[Cryptography] How to crypto secure speed limit signs
Bill Stewart
billstewart at pobox.com
Thu Mar 26 01:53:51 EDT 2015
> > But how to avoid a "replay" attack -- i.e., cloning an existing
> sign & installing it somewhere else? Should the QR code crypto
> sign the sign's GPS coordinates? Wouldn't that make speed limit
> signs pretty expensive to manufacture & install?
> > Ditto with all kinds of other street signs.
There are at least three spoofing cases -
- some third party setting the speed limit lower than it should be
- some third party setting the speed limit higher than it should be
- you spoofing the signs so your own car ignores their annoyingly low
speed limits in favor of some higher one
If the speed limits using a radio-based system, you can probably
trick your car into ignoring it.
If it's a visual code, overriding it may be harder, maybe putting
stickers over the camera if that doesn't interfere with other
self-drive features, or messages on the OBD/CAN bus if they're exposed.
If it's visual, one third-party spoofing case is putting a bumper
sticker on your car with a low speed limit, to chase away tailgaters.

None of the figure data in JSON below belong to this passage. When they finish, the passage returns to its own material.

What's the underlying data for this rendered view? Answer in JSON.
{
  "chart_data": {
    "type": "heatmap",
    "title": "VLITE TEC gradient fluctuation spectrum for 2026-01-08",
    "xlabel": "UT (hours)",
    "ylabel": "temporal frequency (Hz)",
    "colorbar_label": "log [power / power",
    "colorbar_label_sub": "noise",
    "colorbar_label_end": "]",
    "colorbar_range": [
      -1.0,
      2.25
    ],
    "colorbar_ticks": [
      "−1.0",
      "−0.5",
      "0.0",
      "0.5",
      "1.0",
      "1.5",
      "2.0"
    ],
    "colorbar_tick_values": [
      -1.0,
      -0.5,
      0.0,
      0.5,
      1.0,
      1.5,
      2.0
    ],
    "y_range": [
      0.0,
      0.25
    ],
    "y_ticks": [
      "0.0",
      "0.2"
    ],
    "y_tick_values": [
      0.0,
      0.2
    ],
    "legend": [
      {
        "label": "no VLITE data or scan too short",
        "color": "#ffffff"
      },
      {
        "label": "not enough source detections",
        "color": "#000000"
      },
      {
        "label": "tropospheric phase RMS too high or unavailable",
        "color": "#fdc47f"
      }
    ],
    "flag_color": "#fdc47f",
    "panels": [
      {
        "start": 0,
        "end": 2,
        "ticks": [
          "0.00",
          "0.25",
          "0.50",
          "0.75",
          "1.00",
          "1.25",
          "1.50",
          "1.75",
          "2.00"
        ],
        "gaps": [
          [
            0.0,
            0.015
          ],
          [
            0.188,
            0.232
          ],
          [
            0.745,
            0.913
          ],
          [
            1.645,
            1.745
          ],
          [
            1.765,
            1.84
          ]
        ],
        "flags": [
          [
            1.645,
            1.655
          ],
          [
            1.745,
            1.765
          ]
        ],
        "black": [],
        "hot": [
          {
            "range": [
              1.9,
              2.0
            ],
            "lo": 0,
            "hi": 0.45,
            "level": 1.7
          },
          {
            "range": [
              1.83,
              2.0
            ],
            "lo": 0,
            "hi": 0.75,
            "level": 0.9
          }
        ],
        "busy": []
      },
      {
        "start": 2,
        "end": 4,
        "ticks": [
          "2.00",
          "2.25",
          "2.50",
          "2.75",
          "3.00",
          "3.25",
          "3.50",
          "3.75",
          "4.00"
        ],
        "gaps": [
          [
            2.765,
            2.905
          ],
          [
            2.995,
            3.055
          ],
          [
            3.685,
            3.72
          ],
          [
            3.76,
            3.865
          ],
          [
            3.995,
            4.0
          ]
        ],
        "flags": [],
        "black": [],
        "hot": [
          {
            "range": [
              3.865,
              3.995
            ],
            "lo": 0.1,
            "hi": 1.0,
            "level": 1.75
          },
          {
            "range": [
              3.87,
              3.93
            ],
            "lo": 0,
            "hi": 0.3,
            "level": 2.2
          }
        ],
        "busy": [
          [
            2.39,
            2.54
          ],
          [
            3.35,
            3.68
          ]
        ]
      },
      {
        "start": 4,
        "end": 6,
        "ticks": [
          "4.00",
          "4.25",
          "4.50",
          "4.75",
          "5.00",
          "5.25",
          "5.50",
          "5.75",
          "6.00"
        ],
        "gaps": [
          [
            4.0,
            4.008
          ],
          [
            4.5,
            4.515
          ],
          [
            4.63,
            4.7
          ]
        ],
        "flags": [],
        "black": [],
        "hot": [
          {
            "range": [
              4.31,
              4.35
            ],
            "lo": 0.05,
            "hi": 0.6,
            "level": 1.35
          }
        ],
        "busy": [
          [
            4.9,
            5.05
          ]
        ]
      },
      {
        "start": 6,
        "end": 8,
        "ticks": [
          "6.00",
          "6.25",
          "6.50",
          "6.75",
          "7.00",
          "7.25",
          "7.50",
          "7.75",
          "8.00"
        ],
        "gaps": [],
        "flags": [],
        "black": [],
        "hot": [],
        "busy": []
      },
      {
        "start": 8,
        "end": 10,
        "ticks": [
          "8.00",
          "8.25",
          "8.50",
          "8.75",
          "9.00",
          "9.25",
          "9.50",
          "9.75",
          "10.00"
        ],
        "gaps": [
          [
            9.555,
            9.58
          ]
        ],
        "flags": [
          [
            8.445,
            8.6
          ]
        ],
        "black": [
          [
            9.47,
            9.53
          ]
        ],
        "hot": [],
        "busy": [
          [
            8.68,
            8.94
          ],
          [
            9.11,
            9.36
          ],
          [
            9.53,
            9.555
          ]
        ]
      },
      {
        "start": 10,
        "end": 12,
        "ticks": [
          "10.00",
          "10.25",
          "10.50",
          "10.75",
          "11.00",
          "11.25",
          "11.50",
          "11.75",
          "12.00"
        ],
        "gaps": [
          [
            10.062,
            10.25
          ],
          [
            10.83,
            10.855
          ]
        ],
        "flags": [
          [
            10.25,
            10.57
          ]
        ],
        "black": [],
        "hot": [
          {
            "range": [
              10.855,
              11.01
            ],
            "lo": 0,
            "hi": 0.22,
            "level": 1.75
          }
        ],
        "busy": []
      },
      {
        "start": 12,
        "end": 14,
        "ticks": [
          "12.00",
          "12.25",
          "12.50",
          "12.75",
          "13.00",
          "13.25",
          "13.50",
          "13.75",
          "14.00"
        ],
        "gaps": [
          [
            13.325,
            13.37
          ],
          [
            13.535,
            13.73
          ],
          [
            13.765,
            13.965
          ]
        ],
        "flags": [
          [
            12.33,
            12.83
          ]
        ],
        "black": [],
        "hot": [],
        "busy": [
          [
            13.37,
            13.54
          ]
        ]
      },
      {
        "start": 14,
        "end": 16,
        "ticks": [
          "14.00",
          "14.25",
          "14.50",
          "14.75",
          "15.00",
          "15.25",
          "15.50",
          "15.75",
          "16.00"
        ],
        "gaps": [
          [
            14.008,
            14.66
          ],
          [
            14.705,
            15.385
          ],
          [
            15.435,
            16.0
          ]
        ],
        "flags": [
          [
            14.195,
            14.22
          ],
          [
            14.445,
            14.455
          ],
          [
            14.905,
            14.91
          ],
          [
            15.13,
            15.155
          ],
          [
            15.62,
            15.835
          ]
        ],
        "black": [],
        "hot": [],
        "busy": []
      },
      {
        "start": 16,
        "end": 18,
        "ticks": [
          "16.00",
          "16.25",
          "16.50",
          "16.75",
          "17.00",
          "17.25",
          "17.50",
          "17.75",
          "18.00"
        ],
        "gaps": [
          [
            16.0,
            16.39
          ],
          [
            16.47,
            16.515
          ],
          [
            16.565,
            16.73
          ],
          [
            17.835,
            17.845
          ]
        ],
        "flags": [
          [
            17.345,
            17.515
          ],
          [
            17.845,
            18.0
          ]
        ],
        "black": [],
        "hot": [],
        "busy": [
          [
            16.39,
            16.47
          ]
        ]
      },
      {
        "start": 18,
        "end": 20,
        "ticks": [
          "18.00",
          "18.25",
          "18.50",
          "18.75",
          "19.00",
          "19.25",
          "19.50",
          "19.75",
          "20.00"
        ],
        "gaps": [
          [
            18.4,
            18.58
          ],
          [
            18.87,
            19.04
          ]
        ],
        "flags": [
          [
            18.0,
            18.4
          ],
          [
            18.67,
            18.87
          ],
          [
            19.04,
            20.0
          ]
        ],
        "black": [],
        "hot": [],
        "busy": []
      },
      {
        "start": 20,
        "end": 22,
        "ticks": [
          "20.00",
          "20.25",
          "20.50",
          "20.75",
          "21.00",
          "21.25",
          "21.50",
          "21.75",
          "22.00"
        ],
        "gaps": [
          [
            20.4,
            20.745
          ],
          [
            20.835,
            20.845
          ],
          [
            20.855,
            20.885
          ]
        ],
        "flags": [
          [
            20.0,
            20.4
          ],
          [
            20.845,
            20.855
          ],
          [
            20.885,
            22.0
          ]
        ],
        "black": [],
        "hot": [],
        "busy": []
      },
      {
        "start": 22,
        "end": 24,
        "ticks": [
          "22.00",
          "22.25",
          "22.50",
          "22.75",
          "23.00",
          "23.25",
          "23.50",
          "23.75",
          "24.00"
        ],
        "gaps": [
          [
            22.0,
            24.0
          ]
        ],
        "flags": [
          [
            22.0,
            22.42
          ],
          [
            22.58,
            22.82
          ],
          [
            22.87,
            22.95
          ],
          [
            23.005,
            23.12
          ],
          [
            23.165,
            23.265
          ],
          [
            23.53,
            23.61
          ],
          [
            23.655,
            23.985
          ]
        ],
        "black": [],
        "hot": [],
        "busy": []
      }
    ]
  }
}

If the speed's marked on the sign by some QR-like code, then you're
only going to get individually marked codes if they're printable on
the spot, as opposed to baked into the paint. That's kind of a tough
call, because the amount of data you need for just the speed is 1 or
2 bytes, a few more with GPS, but a few hundred with signatures, and
the video (which didn't really say how it worked) looked like it was
doing an OCR for digits in a circle or the black-slash-on-white sign.